Мы не ложимся до трех часов утра, разговаривая обо всем и обо всех, кроме Зари и Доктора. Иногда, когда говорят другие, мои мысли куда-то ускользают. Мне не по себе. Кажется, моей души коснулся налет старости. Ощущение такое, что мне нечему больше учиться и нечего ожидать. Чему такому может научить меня жизнь, чего я еще не испытал?
Наконец пора идти спать. Попрощавшись, Ирадж уходит домой, а мы с Ахмедом поднимаемся в мою комнату на третьем этаже. И вот мы одни. Я смотрю на крышу и даю волю слезам. Ахмед опускает глаза.
— Как там Фахимех? — спрашиваю я.
— Она по тебе скучает. Завтра мы ее увидим.
— Не могу дождаться. Слава богу, с вами обоими все хорошо.
Едва сказав это, я вспоминаю, что больше не верю в Бога.
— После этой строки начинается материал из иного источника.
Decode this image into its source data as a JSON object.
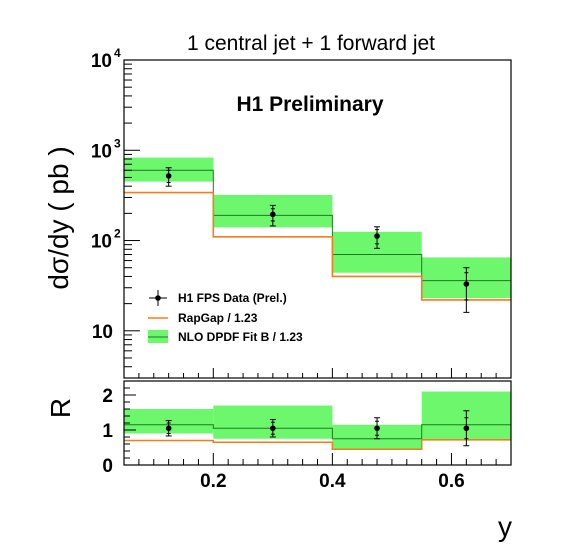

Мы в упор смотрим друг на друга. Оба мы знаем, что рано или поздно наш разговор перейдет на Зари. Наконец он спрашивает:
— Хочешь об этом поговорить?
Помолчав, я киваю.
— Теперь мы редко видим ее родных, — начинает он. — Ее отец уходит рано утром и никогда ни с кем не разговаривает о ней. Мать не выходит из дома и, говорят, все время болеет. Она долго пробыла в больнице после…
Выждав три удара сердца, он продолжает:
— Какое-то время я не видел ее матери, но все говорят, в нее будто ударила молния. Она сильно изменилась с того дня. Волосы поседели, лицо в морщинах, руки дрожат — бедная женщина. Ты ведь помнишь, какой прелестной и трепетной она была?
Я киваю. Ахмед глубоко вздыхает и прикуривает сигарету. Я тоже закуриваю. Я вспоминаю о неодобрительном взгляде отца, который задевает сильнее, чем тысяча пощечин, но больше не боюсь его.
— Им не разрешено носить траур, — рассказывает дальше Ахмед. — Ну им этого и не надо — их дом выглядит таким темным. Я вот думаю, каким будет Кейван, когда подрастет. Однажды я шел с ним в школу и пытался разузнать, как дела у него и его родителей, но он так и не сказал ни слова. Ему велели ни с кем не говорить о Зари и о том, что происходит у них дома.